​an australian professor who had gone out to the padang to observe the queue made a comparison later i would not have thought of. it's like the stations of the cross, he said. you gather, you move one step at a time in an orderly way from site to site along a designated route, at each place you stop and there is a landmark, a monument, which brings collective reflection. the geography of mourning is the geography of his singapore, city hall, the padang, the barrage, the esplanade, the financial district, the arts house, the singapore river, you walk the landmark of his achievements: cultural, social, economic, political. at the end you look upon the place he lay.


darren soh, an architecture photographer whose works i've come to admire more and more these months, has a small facebook series documenting the road to parliament house.


for a less stylised, annotated set of photos the young photographer mindy tan hosts a more extensive collection with personal commentary on each photo. highly recommended for singaporeans overseas.


likewise here, a photonarrative by derrick koh, a dear and accomplished classmate and friend, of his personal journey to parliament house and on the sunday of the state funeral.

(past leaders, by the way, have their lying-in-state at the istana; he had wanted his at parliament house. it was where he lived and breathed, 58 years as a legislator.)

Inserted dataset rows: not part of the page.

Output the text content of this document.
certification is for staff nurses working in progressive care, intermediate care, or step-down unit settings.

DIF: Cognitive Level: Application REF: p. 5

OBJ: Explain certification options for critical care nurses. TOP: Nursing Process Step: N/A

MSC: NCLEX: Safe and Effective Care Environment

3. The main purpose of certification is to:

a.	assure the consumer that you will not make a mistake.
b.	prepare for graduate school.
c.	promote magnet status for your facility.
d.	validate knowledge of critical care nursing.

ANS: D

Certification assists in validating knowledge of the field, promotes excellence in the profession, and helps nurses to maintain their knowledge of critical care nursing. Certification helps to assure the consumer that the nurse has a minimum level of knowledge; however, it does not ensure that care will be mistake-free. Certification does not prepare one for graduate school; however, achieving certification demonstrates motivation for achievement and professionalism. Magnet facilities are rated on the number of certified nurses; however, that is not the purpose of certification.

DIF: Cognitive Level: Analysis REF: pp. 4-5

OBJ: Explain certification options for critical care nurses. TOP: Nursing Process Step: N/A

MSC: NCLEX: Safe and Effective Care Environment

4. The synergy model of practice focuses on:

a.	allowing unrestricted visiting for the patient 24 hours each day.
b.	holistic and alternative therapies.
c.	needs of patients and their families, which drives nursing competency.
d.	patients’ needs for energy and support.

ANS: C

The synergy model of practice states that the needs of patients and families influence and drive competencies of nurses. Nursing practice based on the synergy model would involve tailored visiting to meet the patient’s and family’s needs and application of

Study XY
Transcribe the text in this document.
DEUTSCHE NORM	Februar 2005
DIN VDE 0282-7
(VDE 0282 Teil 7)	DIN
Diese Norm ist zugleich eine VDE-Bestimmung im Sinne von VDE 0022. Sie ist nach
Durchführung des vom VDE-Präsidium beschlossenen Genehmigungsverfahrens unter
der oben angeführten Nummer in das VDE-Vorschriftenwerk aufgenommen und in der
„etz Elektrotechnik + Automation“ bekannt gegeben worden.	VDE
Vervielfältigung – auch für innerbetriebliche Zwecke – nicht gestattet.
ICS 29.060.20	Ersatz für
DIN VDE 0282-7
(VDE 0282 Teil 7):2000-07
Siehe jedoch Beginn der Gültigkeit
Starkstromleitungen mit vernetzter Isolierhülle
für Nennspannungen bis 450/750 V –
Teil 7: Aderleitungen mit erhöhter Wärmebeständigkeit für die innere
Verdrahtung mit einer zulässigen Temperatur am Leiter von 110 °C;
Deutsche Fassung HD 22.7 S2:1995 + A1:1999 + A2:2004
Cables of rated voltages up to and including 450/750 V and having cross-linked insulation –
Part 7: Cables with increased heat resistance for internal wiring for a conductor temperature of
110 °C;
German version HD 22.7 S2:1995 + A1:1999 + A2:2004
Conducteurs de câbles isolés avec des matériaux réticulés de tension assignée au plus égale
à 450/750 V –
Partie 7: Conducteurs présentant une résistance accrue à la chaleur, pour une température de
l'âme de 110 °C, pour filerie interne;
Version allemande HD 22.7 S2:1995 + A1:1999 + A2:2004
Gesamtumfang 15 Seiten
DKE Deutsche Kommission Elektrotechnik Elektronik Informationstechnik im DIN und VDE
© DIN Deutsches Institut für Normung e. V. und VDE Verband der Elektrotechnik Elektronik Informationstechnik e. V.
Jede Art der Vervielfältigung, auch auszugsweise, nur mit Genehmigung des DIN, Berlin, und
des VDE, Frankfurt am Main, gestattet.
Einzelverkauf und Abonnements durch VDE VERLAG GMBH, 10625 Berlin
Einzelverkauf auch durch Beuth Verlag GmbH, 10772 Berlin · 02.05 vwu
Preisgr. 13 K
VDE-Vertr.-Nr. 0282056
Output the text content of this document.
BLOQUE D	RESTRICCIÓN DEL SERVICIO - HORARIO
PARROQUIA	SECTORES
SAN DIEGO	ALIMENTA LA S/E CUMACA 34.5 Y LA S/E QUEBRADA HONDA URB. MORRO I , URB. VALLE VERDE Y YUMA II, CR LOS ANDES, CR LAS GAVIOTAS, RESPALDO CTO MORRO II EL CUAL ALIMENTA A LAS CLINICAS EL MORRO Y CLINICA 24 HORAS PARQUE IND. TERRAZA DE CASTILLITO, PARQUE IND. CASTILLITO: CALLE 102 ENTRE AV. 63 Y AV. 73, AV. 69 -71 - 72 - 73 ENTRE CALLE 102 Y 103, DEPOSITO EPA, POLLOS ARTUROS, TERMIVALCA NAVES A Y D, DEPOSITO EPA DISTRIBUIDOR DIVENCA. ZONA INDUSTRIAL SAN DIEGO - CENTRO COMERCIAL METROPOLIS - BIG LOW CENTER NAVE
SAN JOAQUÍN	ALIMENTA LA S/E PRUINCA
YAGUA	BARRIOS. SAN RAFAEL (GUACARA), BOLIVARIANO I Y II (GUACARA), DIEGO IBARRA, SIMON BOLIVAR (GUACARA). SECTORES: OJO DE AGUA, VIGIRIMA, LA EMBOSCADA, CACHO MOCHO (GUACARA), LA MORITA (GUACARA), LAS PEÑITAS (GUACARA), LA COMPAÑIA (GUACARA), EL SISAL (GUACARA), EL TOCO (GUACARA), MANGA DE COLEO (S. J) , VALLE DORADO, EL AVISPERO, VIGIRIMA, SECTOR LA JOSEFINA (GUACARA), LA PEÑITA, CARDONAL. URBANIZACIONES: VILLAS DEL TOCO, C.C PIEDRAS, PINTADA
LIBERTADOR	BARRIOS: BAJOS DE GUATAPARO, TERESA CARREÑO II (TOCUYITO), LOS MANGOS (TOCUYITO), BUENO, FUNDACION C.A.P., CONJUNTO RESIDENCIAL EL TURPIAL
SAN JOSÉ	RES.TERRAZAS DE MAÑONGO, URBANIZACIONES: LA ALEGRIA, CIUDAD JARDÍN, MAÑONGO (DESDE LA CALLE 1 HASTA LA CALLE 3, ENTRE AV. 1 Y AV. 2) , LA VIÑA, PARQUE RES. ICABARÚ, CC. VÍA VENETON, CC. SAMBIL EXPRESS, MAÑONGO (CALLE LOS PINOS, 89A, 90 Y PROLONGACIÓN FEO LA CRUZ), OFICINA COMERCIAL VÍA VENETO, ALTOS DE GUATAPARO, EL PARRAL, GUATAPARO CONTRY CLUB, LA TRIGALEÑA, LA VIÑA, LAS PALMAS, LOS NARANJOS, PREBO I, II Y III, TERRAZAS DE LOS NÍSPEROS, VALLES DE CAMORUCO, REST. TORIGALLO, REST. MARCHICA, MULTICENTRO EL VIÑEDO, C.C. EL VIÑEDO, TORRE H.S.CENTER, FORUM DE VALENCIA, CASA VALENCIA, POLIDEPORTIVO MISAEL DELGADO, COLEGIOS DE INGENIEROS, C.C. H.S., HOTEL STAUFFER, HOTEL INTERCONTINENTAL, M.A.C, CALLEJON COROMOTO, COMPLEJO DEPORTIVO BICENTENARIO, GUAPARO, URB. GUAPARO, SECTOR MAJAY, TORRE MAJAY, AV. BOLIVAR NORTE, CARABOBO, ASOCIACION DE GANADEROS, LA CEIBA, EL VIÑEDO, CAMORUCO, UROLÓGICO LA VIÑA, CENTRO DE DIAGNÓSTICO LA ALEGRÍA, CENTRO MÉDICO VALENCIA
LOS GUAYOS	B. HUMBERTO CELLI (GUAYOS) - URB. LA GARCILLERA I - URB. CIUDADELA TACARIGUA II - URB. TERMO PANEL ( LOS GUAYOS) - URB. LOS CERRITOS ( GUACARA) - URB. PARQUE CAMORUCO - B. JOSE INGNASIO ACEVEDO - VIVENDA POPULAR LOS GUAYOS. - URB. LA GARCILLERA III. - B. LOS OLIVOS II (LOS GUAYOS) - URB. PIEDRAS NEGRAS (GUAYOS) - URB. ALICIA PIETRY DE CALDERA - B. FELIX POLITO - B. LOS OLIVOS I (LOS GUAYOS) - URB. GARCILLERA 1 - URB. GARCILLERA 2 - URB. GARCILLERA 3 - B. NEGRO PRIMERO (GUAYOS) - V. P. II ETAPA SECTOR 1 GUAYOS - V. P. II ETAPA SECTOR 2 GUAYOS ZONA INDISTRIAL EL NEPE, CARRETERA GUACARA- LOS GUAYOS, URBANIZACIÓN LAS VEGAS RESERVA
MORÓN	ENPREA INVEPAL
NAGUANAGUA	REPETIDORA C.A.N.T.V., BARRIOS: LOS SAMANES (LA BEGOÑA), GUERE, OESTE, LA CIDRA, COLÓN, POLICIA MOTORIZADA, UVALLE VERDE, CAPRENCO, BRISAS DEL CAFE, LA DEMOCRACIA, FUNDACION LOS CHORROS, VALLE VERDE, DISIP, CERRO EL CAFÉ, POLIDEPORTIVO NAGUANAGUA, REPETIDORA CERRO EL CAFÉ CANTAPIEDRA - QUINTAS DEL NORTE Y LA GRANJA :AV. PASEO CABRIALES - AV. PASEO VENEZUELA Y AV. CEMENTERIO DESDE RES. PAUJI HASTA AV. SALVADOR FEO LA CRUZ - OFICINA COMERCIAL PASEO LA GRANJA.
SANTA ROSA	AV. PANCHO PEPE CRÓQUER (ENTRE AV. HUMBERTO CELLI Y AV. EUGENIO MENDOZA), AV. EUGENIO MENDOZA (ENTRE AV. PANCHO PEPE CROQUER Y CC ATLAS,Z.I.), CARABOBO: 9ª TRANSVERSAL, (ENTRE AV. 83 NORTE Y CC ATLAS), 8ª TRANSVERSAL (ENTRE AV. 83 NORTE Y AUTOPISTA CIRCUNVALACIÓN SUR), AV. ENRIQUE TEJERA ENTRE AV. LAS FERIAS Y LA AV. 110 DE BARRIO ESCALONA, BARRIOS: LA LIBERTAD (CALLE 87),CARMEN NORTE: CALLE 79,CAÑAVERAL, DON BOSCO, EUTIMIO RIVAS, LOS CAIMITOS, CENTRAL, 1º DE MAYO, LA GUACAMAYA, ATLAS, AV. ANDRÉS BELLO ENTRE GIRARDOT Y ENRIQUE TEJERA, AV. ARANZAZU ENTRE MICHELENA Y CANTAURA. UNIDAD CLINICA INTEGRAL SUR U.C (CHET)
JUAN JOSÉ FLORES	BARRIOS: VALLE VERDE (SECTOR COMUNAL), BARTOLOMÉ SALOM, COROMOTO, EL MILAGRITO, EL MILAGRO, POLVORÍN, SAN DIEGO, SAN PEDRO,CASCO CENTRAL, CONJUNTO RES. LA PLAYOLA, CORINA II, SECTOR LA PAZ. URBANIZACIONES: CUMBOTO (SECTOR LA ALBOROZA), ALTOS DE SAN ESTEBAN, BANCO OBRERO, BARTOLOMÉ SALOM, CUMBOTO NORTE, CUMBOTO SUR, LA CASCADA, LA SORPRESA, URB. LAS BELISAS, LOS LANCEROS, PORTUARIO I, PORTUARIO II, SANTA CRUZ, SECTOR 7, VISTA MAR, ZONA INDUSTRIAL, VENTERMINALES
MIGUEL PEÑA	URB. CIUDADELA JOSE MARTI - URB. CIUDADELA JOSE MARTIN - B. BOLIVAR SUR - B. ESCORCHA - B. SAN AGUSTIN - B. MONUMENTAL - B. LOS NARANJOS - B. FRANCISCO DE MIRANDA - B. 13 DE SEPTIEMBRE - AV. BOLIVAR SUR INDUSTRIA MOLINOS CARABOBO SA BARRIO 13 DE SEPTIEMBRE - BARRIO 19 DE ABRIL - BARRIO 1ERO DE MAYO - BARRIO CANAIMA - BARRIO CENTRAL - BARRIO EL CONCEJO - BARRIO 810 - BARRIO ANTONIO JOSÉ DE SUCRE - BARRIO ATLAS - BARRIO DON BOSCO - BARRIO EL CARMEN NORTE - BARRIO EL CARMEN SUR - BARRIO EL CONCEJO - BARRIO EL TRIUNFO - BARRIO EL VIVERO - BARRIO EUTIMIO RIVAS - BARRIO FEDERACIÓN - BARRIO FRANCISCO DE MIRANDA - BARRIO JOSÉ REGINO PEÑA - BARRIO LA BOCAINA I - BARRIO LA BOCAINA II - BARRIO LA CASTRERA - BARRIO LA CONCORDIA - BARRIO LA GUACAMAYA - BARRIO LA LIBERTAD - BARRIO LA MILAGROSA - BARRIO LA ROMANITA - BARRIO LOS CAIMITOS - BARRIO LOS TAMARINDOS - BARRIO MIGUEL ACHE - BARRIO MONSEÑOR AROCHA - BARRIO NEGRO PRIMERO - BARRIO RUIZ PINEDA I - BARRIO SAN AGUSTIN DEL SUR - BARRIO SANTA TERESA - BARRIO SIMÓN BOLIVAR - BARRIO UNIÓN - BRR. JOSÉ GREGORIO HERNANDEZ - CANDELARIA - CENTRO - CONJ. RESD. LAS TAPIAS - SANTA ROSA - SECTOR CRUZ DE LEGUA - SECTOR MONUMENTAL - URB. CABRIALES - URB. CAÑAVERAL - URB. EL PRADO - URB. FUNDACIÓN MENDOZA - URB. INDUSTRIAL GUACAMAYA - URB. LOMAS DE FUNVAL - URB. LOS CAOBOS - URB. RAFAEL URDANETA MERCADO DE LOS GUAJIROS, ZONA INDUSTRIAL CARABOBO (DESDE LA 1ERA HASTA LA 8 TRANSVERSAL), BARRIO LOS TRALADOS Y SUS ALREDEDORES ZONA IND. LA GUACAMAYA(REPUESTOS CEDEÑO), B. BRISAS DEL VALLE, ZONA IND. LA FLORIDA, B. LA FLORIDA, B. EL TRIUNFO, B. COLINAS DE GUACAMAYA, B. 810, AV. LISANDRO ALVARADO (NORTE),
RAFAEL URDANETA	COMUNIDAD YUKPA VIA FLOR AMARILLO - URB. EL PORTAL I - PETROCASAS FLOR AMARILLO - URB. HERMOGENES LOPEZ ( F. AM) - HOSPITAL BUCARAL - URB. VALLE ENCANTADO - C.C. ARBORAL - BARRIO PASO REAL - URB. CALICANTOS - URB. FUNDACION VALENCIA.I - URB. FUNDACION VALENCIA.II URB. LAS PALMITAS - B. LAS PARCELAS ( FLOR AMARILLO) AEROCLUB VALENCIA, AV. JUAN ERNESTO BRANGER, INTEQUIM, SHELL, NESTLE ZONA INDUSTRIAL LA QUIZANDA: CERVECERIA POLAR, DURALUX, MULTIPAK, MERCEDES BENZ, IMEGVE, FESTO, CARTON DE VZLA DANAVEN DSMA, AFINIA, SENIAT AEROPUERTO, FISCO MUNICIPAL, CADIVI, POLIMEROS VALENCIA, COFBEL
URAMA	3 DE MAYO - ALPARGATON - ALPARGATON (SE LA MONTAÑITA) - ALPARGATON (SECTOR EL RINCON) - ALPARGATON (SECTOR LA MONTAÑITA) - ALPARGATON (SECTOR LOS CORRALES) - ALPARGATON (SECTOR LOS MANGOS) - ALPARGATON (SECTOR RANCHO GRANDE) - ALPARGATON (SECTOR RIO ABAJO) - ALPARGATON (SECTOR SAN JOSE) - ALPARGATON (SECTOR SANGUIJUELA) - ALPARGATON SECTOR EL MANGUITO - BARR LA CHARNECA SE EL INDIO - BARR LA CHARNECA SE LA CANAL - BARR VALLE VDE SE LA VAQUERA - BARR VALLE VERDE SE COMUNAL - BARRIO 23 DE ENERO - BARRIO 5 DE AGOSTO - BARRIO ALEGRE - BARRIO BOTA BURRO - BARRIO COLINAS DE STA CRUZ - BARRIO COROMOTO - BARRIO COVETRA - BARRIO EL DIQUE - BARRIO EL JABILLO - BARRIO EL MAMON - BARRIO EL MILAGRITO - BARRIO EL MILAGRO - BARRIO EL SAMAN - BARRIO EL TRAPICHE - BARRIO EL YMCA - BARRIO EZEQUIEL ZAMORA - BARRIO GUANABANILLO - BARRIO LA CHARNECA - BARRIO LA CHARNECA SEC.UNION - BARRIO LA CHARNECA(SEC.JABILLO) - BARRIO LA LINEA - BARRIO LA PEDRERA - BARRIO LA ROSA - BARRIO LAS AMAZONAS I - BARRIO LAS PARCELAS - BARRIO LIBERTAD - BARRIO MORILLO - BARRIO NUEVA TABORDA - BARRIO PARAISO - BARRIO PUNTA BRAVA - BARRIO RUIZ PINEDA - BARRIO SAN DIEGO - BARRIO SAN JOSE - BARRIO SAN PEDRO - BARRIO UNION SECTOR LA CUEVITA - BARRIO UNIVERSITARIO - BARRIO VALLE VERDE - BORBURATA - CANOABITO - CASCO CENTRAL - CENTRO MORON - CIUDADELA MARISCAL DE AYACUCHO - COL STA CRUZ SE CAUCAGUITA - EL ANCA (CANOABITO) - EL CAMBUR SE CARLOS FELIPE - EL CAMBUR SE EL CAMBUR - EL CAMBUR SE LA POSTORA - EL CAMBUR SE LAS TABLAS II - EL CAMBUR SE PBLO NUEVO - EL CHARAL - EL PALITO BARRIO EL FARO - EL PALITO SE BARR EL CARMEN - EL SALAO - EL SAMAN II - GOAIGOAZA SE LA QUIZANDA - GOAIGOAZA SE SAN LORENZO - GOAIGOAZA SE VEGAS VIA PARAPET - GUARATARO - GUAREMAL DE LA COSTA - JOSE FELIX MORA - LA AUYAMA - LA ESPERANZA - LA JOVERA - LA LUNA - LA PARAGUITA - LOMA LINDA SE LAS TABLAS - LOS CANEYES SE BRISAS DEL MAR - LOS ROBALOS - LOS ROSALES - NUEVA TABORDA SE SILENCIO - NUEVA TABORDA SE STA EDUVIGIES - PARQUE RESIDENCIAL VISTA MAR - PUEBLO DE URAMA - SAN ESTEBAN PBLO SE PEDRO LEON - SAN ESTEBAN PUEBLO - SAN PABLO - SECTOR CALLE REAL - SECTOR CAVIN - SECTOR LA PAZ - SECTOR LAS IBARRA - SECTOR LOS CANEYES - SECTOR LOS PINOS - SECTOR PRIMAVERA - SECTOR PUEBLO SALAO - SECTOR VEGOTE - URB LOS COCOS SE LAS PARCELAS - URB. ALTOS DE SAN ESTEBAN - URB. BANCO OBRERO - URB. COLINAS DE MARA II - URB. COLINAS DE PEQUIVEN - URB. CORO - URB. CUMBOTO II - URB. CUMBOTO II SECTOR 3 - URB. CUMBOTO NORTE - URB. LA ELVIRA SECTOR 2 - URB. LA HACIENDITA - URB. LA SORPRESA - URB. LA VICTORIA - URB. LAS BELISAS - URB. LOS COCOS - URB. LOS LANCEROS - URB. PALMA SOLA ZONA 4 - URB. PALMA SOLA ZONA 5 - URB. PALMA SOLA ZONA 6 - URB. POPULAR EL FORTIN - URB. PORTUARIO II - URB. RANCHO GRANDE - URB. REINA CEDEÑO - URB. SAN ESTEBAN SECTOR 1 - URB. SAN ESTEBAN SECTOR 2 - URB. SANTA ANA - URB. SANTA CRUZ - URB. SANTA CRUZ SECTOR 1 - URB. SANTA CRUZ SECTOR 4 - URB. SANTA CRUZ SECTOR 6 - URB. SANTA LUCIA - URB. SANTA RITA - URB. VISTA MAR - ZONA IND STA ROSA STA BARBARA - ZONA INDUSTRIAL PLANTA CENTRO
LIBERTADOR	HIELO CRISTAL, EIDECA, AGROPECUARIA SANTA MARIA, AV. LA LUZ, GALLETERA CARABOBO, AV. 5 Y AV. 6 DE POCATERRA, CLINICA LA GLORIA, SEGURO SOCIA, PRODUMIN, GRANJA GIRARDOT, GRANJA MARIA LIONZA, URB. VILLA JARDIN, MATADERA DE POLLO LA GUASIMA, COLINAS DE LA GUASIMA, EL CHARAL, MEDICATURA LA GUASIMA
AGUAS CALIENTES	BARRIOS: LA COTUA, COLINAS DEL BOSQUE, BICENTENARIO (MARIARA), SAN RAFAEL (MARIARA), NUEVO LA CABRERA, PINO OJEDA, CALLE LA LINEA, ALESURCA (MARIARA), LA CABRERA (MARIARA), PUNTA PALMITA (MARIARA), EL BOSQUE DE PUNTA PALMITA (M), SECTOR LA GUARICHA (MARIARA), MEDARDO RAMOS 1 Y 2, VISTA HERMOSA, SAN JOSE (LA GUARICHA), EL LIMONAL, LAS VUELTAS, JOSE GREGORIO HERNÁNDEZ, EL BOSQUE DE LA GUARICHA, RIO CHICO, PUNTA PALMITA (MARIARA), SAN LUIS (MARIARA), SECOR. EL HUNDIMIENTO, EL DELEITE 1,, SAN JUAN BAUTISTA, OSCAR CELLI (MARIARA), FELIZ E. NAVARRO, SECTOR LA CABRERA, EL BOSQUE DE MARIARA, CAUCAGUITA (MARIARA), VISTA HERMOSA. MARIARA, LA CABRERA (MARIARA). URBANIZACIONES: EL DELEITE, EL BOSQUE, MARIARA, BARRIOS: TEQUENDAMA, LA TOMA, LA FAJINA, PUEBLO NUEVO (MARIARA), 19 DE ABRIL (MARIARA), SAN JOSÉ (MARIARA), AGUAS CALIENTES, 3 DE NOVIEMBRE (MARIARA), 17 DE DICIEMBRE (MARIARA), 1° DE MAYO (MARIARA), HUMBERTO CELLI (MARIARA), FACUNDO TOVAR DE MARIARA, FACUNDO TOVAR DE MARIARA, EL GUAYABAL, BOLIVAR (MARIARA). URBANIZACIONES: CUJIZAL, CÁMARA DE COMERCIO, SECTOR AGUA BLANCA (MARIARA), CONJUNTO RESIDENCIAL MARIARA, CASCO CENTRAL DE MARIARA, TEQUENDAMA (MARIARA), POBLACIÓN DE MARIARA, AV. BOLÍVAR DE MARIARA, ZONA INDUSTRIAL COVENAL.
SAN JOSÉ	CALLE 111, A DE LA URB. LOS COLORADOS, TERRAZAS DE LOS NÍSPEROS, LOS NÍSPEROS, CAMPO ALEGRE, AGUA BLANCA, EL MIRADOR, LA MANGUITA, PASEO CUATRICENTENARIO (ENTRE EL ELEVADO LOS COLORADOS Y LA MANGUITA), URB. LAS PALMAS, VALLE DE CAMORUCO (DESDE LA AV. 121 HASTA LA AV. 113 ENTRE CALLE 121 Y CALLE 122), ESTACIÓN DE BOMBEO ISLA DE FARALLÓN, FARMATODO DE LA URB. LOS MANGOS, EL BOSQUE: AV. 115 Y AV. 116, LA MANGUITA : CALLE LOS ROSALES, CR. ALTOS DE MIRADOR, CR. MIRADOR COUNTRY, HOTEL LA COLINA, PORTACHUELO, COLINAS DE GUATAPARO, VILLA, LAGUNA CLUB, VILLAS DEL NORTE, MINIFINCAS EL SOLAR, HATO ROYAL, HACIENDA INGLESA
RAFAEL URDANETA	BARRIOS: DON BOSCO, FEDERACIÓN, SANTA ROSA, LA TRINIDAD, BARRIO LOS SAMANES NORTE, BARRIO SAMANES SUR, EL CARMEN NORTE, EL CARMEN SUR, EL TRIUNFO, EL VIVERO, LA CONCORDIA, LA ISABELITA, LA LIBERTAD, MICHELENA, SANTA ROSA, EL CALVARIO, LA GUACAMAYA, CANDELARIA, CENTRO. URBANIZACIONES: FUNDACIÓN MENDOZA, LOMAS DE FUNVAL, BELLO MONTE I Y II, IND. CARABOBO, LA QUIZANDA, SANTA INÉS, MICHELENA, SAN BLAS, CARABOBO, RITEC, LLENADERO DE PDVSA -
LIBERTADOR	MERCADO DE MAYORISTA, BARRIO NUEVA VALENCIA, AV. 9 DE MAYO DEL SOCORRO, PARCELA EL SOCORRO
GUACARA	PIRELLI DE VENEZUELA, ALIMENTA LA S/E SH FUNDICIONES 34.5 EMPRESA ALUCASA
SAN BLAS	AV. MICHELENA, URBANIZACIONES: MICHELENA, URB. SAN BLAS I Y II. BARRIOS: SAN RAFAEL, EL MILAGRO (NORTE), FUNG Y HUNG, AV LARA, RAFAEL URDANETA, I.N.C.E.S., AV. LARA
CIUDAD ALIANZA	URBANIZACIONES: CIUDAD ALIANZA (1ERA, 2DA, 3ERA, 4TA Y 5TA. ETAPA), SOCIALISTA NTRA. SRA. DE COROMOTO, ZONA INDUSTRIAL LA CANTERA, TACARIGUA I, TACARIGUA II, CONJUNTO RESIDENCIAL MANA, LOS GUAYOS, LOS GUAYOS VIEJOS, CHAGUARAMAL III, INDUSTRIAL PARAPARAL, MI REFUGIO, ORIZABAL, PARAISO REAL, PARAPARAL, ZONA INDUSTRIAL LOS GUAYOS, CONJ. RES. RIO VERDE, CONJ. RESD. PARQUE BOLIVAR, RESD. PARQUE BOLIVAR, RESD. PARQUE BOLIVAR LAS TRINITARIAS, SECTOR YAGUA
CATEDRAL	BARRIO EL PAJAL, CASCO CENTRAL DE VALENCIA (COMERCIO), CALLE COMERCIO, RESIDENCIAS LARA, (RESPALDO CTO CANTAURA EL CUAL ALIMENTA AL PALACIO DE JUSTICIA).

whatever i thought singapore would be after lky, this is not what i expected. i think he himself would have thought he was more feared than loved, but the groundswell of emotion and national feeling tells a different story. and we do come out of it so well, so very, very well. ordinary singaporeans, wheelchaired folks, small children, the very old, school students, calm, orderly, a step forward at a time. i tune in to the live feed of the lying-in-state at 3am, 4am, 5am and the people are shuffling past, for 96 continuous hours the stream has never ceased -- even as queue times rose from 5 then to 8 to 9, 10 hours. stubborn, patient and sentimental and yet never hysterical, never overemotional. tweets and facebook posts from the ground, from the queues, tell story after story of communal supportiveness and goodwill; sharing food, water, fans, umbrellas, tissue paper; willingly keeping places for strangers who have to leave the queue. the public services come out of it glowingly: rapid adaptation and response to changing ground conditions, swift and efficient organisation and deployment of people, equipment, sustenance; technological capabilities and technical preparedness; public communications; cooperation of public services across branches and ministries: no one comes out of this without feeling enormous confidence in the public services -- again and again i hear: if there were one day a disaster, a national emergency, this level of emergency-preparedness and responsiveness would see us through.

on monday returning to school an american professor who had watched the state funeral said to us: the way you run a funeral is very interesting: very well-organised, dignified, powerful and yet also very understated. i like that he recognised that: our emotion is true but never hysterical.